Além da guerra, a Europa convive com uma praga chamada gripe aviária, que, só na França, matou mais de 100 milhões de aves nos últimos meses. Aves e suínos são as duas mais importantes fontes de proteína para os europeus. Cada vez que estes mercados são afetados, o dragão da inflação balança o rabo.
A solução para a crise europeia está no Brasil. Mas aqui os apoiadores do governo Lula resolveram promover invasão de terras no Carnaval e vão tocar fogo no parquinho em abril, quando fazem seus tradicionais protestos lembrando a chacina de Eldorado dos Carajás. Tudo o que o Brasil não precisa é de confusão no campo, especialmente quando o mercado mundial está cada vez mais dependente do nosso agronegócio.
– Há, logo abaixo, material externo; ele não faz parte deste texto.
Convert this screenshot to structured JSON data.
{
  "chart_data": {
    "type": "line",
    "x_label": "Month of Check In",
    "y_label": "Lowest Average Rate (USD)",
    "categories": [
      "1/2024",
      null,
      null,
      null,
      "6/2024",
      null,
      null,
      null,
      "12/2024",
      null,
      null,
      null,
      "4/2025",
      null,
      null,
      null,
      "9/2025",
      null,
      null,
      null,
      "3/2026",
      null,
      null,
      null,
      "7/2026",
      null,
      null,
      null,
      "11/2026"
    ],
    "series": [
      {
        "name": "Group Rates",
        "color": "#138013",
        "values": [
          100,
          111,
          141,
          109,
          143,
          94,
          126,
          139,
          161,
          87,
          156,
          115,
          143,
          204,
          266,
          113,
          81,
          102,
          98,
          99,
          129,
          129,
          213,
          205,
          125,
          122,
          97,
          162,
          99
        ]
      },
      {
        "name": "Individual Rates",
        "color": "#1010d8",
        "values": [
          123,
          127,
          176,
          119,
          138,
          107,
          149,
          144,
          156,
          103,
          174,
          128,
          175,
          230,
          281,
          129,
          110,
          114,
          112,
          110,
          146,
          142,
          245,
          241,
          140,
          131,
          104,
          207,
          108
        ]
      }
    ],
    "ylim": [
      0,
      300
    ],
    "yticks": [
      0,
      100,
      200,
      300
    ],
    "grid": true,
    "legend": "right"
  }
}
Enquanto a miséria segue sendo moeda política por aqui, nos Estados Unidos a moeda política é a guerra que faz crescer o PIB.
Confusão no campo pode significar mais inflação que, por sinal, deu um soluço neste início do ano, como para mostrar a Lula que talvez não seja bom negócio brigar com um Banco Central que faz o dever de casa. Se os juros aqui estão maiores que os dos Estados Unidos, por exemplo, é porque nosso risco é maior. Baixar os juros para 5% ou 6% irá provocar uma fuga de investidores, preferindo aplicar nos papéis do governo americano, muito mais seguros que os nossos. Gostemos ou não, é assim que funciona.
O Brasil até agora está se segurando, com uma inflação menor que a dos Estados Unidos, Inglaterra e Zona do Euro. O empobrecimento é global, mas uns empobrecem mais rápido, como a Argentina. O Brasil pode continuar no clube dos que perdem mais devagar, mantendo o poder de compra dos mais pobres. Basta não achar que precisa reinventar a roda e lembrar que o eleitor espera resultados. Ele até topa fazer sacrifícios, mas tudo desandar o governo pagará caro na eleição seguinte.